Ces animaux jouent un rôle essentiel dans la vie matérielle, sociale et culturelle de ceux qui les élèvent. Digard précisait qu'ils représentent "une valeur certes « utilitaire » (alimentaire, vestimentaire, pour le transport et le travail, etc.), mais aussi une valeur de stockage (troupeau comme réserve) et d’accumulation (prestige), une valeur d’échange (pour les alliances matrimoniales et politiques), une valeur rituelle (sacrifices)" (1990 : 75). Le regard que les éleveurs de montagne portent sur leurs animaux est à la fois empreint de fierté et protecteur : les discours rapportés n'en sont qu'une preuve supplémentaire, à tel point que l'attention dont ces animaux sont l'objet conduit dans nombre de sociétés à un véritable « fétichisme du bétail » (Bonte 1975).

Ces éléments, loin d'être accessoires, sont partie prenante dans l'identité et dans les processus de légitimation locale des éleveurs, comme le montre le choix de la coopérative de Lanslebourg, en Haute-Maurienne, de revaloriser de 2 centimes le prix du lait issu de troupeau dont l'ensemble des vaches possèdent encore leurs cornes.
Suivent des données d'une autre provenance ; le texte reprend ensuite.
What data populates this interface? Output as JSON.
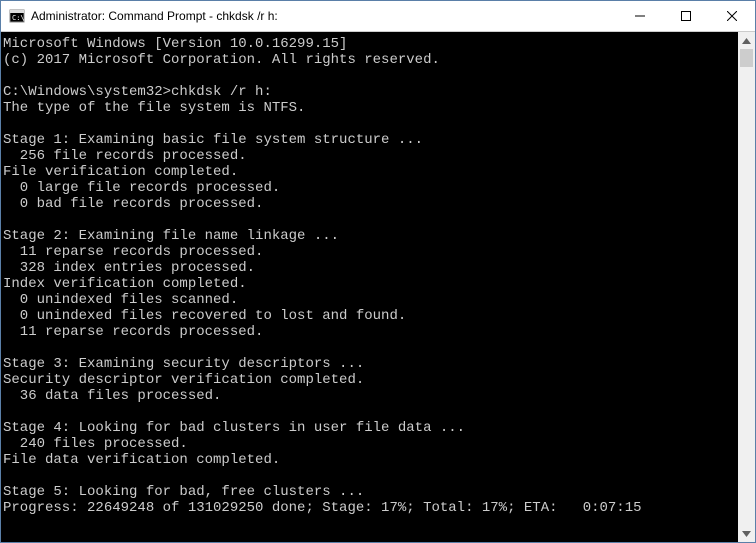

En effet, le conseil d'administration estime que c'est aux hommes à s'adapter à l'animal, et que si les vaches sont pourvues naturellement de cornes, elles ne doivent pas être écornées. En outre, cette mesure se justifie également par la présence d'alpages dans le Parc de la Vanoise, où se promènent de nombreux touristes : selon le responsable de la coopérative, "c'est une question de tradition, d'image et de vérité auprès des consommateurs". Les choix touristiques s'emboîtent dans les orientations agricoles. Du coup, des éléments issus du cadre agricole deviennent des emblèmes à l'attention des touristes. C'est le cas des vaches, tarentaise en beaufort, abondance en abondance et en reblochon : caricaturées, "anthromorphisées", sur-valorisées, ces vaches sont des objets médiateurs. Dans le même registre, les cloches ont pris une place importante dans la construction patrimoniale. Bernadette Lizet soulignait, à propos de l'usage des cloches dans le système fromager abondance (Chablais), que "cette construction culturelle d'un objet commun entre les nouveaux habitants saisonniers et les héritiers du système historique de l'alpagisme privilégie certains éléments matériels de la vie domestique traditionnelle, singulièrement liés aux vaches, qu'elle transforme en motifs symboliques, véritables marqueurs paysagers, visuels et sonores" (1998 : 46). Les objets ainsi mis en perspective dans leur lien au passé doivent donner un sens au présent et marquer le caractère authentique à la fois du discours proposé par l'agriculteur et de ses modes de fabrication actuels.

Notes
201.

Les ferments utilisés sont des yaourts d'une marque commune en grande surface. En janvier 1998, le syndicat interprofessionnel du reblochon a mis en place un nouveau ferment, dit "spécifique", produit par le service technique, et qui est vendu aux producteurs ne souhaitant plus utiliser de yaourts. Toutefois, les fermiers ne le mentionnent pas non plus aux visiteurs.

202.

Les guides-cornes permettent aux éleveurs d'orienter la pousse des cornes dans le sens qu'ils désirent.